李江河立在塔前,望着那不见顶的塔身,喉头不由滚了一下。
人潮里头,三教九流,什么样的人都有。
有结伴的,三五成群,挤在一处低声合计着要闯几层。
有独行的,立在塔前一动不动,盯着那扇黑黢的塔门,像在掂量自己这条命值几个贡献。
塔门前头,立着两名执事。
一个负责登记,一个守着那扇门。凡要进塔的,先报上名号,再签下一纸文书……
生死自负,与族中无干。
“下一个!”
守门的执事吆喝一声。
一个青年子弟战兢兢地凑上前,提笔在文书上按了手印,回头朝送行的同伴勉强笑了笑,那笑比哭还难看。
“放心,我就闯个三层,赚够这月的贡献就出来。”
“千万别贪。”同伴拍了拍他的肩,“命要紧。”
青年点头,咬咬牙,迈步跨进了那扇黑门。
门一合。
人没了。
李江河立在人群外头,把这一通看在心里。
有意思。
进去之前签生死状,出来之后论功行赏。这程家,倒是把一座塔,玩出了花样。
他正看着……
身侧忽地传来一声嗤笑。
“瞧那边那个。”
一个锦衣子弟,斜睨着李江河,扭头朝同伴努了努嘴。
“面生得很,怕又是个新来的愣头青。”
“站这儿半天了,腿肚子都在打颤吧?”
同伴也跟着笑。
“我赌他不敢进。”
“进了也撑不过五层。

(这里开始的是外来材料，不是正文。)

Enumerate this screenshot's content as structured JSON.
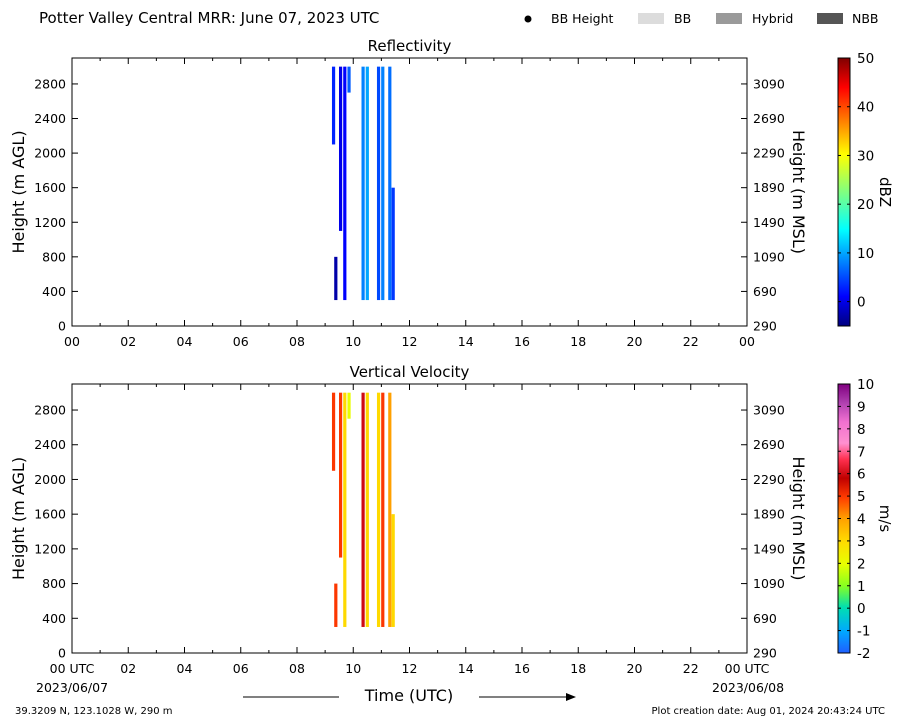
{
  "figure": {
    "title": "Potter Valley Central MRR:  June 07, 2023 UTC",
    "legend": [
      {
        "label": "BB Height",
        "kind": "dot",
        "color": "#000000"
      },
      {
        "label": "BB",
        "kind": "box",
        "color": "#dcdcdc"
      },
      {
        "label": "Hybrid",
        "kind": "box",
        "color": "#9a9a9a"
      },
      {
        "label": "NBB",
        "kind": "box",
        "color": "#555555"
      }
    ],
    "x_axis_title": "Time (UTC)",
    "start_date": "2023/06/07",
    "end_date": "2023/06/08",
    "location": "39.3209 N, 123.1028 W, 290 m",
    "creation_date": "Plot creation date: Aug 01, 2024 20:43:24 UTC"
  },
  "chart_data": [
    {
      "type": "heatmap",
      "title": "Reflectivity",
      "xlabel": "Time (UTC)",
      "ylabel": "Height (m AGL)",
      "ylabel_right": "Height (m MSL)",
      "xlim": [
        0,
        24
      ],
      "ylim": [
        0,
        3100
      ],
      "x_tick_labels": [
        "00",
        "02",
        "04",
        "06",
        "08",
        "10",
        "12",
        "14",
        "16",
        "18",
        "20",
        "22",
        "00"
      ],
      "y_ticks": [
        0,
        400,
        800,
        1200,
        1600,
        2000,
        2400,
        2800
      ],
      "y_ticks_right": [
        290,
        690,
        1090,
        1490,
        1890,
        2290,
        2690,
        3090
      ],
      "colorbar": {
        "label": "dBZ",
        "min": -5,
        "max": 50,
        "ticks": [
          0,
          10,
          20,
          30,
          40,
          50
        ],
        "colormap": "jet"
      },
      "streaks": [
        {
          "time": 9.3,
          "h_bottom": 2100,
          "h_top": 3000,
          "value": 3
        },
        {
          "time": 9.38,
          "h_bottom": 300,
          "h_top": 800,
          "value": -3
        },
        {
          "time": 9.55,
          "h_bottom": 1100,
          "h_top": 3000,
          "value": 0
        },
        {
          "time": 9.7,
          "h_bottom": 300,
          "h_top": 3000,
          "value": 1
        },
        {
          "time": 9.85,
          "h_bottom": 2700,
          "h_top": 3000,
          "value": 6
        },
        {
          "time": 10.35,
          "h_bottom": 300,
          "h_top": 3000,
          "value": 8
        },
        {
          "time": 10.5,
          "h_bottom": 300,
          "h_top": 3000,
          "value": 10
        },
        {
          "time": 10.9,
          "h_bottom": 300,
          "h_top": 3000,
          "value": 5
        },
        {
          "time": 11.05,
          "h_bottom": 300,
          "h_top": 3000,
          "value": 8
        },
        {
          "time": 11.3,
          "h_bottom": 300,
          "h_top": 3000,
          "value": 7
        },
        {
          "time": 11.42,
          "h_bottom": 300,
          "h_top": 1600,
          "value": 4
        }
      ]
    },
    {
      "type": "heatmap",
      "title": "Vertical Velocity",
      "xlabel": "Time (UTC)",
      "ylabel": "Height (m AGL)",
      "ylabel_right": "Height (m MSL)",
      "xlim": [
        0,
        24
      ],
      "ylim": [
        0,
        3100
      ],
      "x_tick_labels": [
        "00 UTC",
        "02",
        "04",
        "06",
        "08",
        "10",
        "12",
        "14",
        "16",
        "18",
        "20",
        "22",
        "00 UTC"
      ],
      "y_ticks": [
        0,
        400,
        800,
        1200,
        1600,
        2000,
        2400,
        2800
      ],
      "y_ticks_right": [
        290,
        690,
        1090,
        1490,
        1890,
        2290,
        2690,
        3090
      ],
      "colorbar": {
        "label": "m/s",
        "min": -2,
        "max": 10,
        "ticks": [
          -2,
          -1,
          0,
          1,
          2,
          3,
          4,
          5,
          6,
          7,
          8,
          9,
          10
        ],
        "colormap": "velocity"
      },
      "streaks": [
        {
          "time": 9.3,
          "h_bottom": 2100,
          "h_top": 3000,
          "value": 5
        },
        {
          "time": 9.38,
          "h_bottom": 300,
          "h_top": 800,
          "value": 5
        },
        {
          "time": 9.55,
          "h_bottom": 1100,
          "h_top": 3000,
          "value": 5
        },
        {
          "time": 9.7,
          "h_bottom": 300,
          "h_top": 3000,
          "value": 3
        },
        {
          "time": 9.85,
          "h_bottom": 2700,
          "h_top": 3000,
          "value": 2
        },
        {
          "time": 10.35,
          "h_bottom": 300,
          "h_top": 3000,
          "value": 6
        },
        {
          "time": 10.5,
          "h_bottom": 300,
          "h_top": 3000,
          "value": 3
        },
        {
          "time": 10.9,
          "h_bottom": 300,
          "h_top": 3000,
          "value": 3
        },
        {
          "time": 11.05,
          "h_bottom": 300,
          "h_top": 3000,
          "value": 5
        },
        {
          "time": 11.3,
          "h_bottom": 300,
          "h_top": 3000,
          "value": 4
        },
        {
          "time": 11.42,
          "h_bottom": 300,
          "h_top": 1600,
          "value": 3
        }
      ]
    }
  ]
}
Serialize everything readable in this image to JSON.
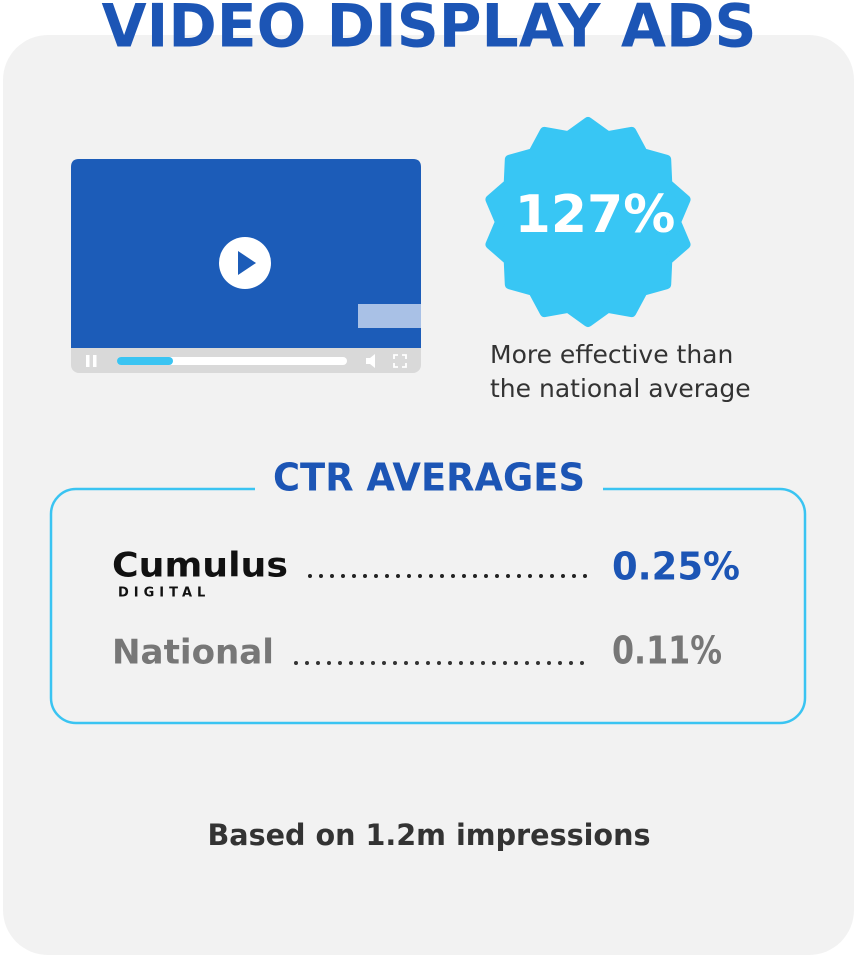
{
  "header": {
    "title": "VIDEO DISPLAY ADS"
  },
  "badge": {
    "value": "127%",
    "description": [
      "More effective than",
      "the national average"
    ]
  },
  "ctr": {
    "heading": "CTR AVERAGES",
    "rows": [
      {
        "name": "Cumulus",
        "subname": "DIGITAL",
        "value": "0.25%"
      },
      {
        "name": "National",
        "value": "0.11%"
      }
    ]
  },
  "footer": "Based on 1.2m impressions"
}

”
那点轻慢的碎话,飘进李江河耳朵里。
他没回头,只是抬起脚,朝那扇黑门,迈了过去。
守门的执事抬眼一扫,皱了皱眉。
“报名号。”
“李江河。”
执事提笔记下,把那纸生死文书往前一推。
“按手印,可想清楚了?这塔里头的凶险,出了门,生死与族中无干。”
李江河垂眸,扫了一眼那文书。
抬手,按下。
“清楚了。”
他直起身,望向那扇黑黢黢的塔门,喉结滚动间,那点散漫的劲儿底下,藏着压不住的灼热。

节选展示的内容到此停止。